According to commentators such as ibn Abbas, when Solomon died his body remained leaning on his staff for a long time, nearly a year, until "a creature of the earth, which was a kind of worm," gnawed through the stick weakening it and the body fell to the ground. It was then that the jinn knew that he had died a long time before and until then they were working hard thinking he was supervising them.
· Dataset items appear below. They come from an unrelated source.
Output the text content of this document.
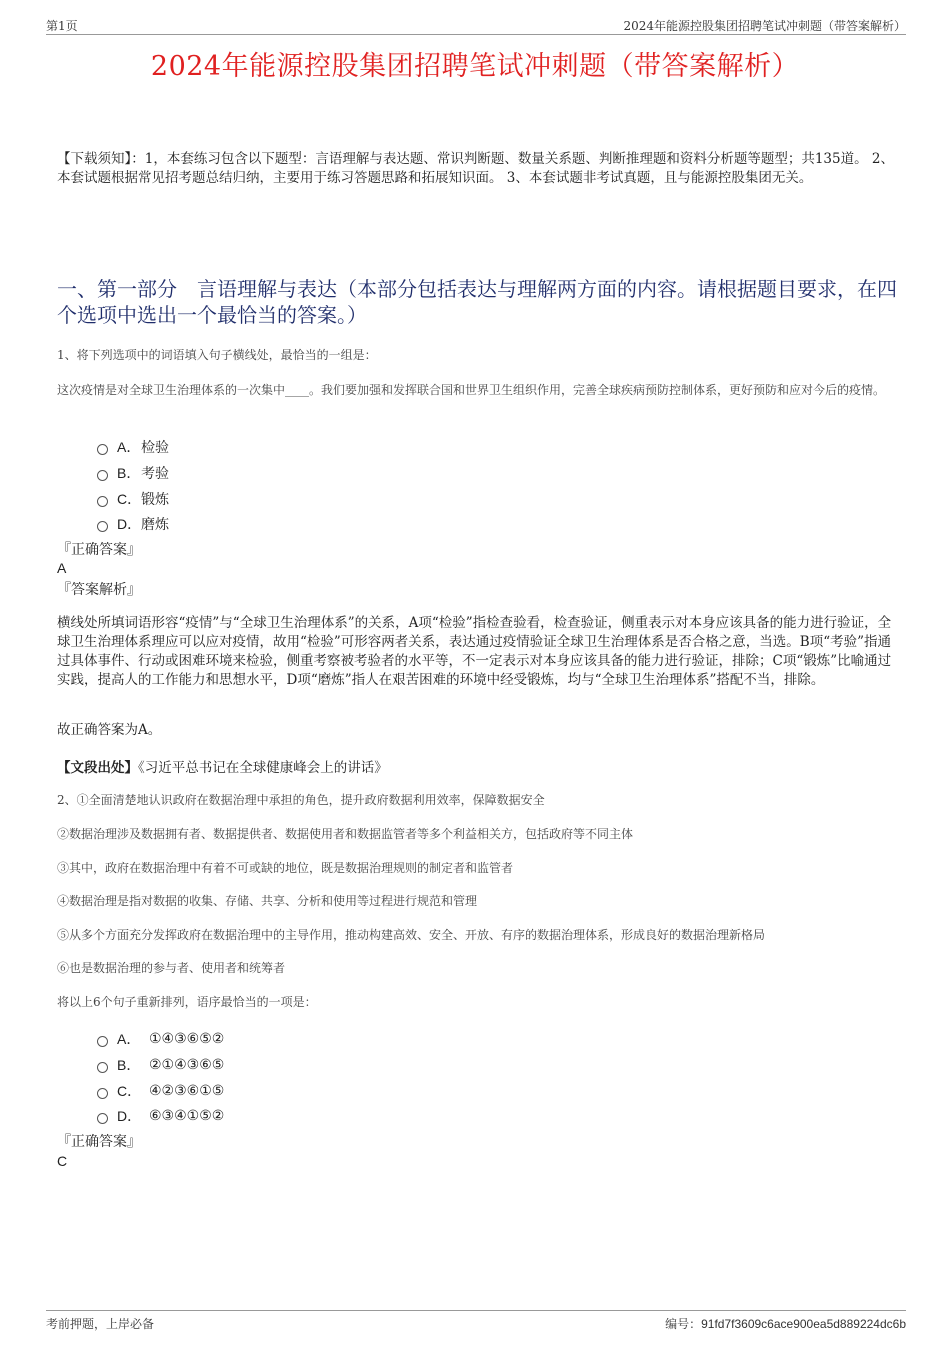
第1页	2024年能源控股集团招聘笔试冲刺题（带答案解析）
2024年能源控股集团招聘笔试冲刺题（带答案解析）
【下载须知】：1，本套练习包含以下题型：言语理解与表达题、常识判断题、数量关系题、判断推理题和资料分析题等题型；共135道。 2、本套试题根据常见招考题总结归纳，主要用于练习答题思路和拓展知识面。 3、本套试题非考试真题，且与能源控股集团无关。
一、第一部分　言语理解与表达（本部分包括表达与理解两方面的内容。请根据题目要求，在四个选项中选出一个最恰当的答案。）
1、将下列选项中的词语填入句子横线处，最恰当的一组是：
这次疫情是对全球卫生治理体系的一次集中____。我们要加强和发挥联合国和世界卫生组织作用，完善全球疾病预防控制体系，更好预防和应对今后的疫情。
A． 检验
B． 考验
C． 锻炼
D． 磨炼
『正确答案』
A
『答案解析』
横线处所填词语形容“疫情”与“全球卫生治理体系”的关系，A项“检验”指检查验看，检查验证，侧重表示对本身应该具备的能力进行验证，全球卫生治理体系理应可以应对疫情，故用“检验”可形容两者关系，表达通过疫情验证全球卫生治理体系是否合格之意，当选。B项“考验”指通过具体事件、行动或困难环境来检验，侧重考察被考验者的水平等，不一定表示对本身应该具备的能力进行验证，排除；C项“锻炼”比喻通过实践，提高人的工作能力和思想水平，D项“磨炼”指人在艰苦困难的环境中经受锻炼，均与“全球卫生治理体系”搭配不当，排除。
故正确答案为A。
【文段出处】《习近平总书记在全球健康峰会上的讲话》
2、①全面清楚地认识政府在数据治理中承担的角色，提升政府数据利用效率，保障数据安全
②数据治理涉及数据拥有者、数据提供者、数据使用者和数据监管者等多个利益相关方，包括政府等不同主体
③其中，政府在数据治理中有着不可或缺的地位，既是数据治理规则的制定者和监管者
④数据治理是指对数据的收集、存储、共享、分析和使用等过程进行规范和管理
⑤从多个方面充分发挥政府在数据治理中的主导作用，推动构建高效、安全、开放、有序的数据治理体系，形成良好的数据治理新格局
⑥也是数据治理的参与者、使用者和统筹者
将以上6个句子重新排列，语序最恰当的一项是：
A． ①④③⑥⑤②
B． ②①④③⑥⑤
C． ④②③⑥①⑤
D． ⑥③④①⑤②
『正确答案』
C
考前押题，上岸必备	编号：91fd7f3609c6ace900ea5d889224dc6b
It also became clear to humans who divined and engaged in occult activities or spirit-consulting, or worshipped the jinn, that they do not possess knowledge of the occult.

==In Indian culture==

Vajrakita is a kind of worm able to gnaw through stone, esp. shaligrams.

==In popular culture==
- Leonard Tushnet's story "The Worm Shamir", published in the December 1968 issue of Fantasy & Science Fiction, retells the legend in modern, quasi-scientific terms.
- In The Secret Saturdays, shamir are centipede-like creatures V. V. Argost uses to clean and repair his mansion.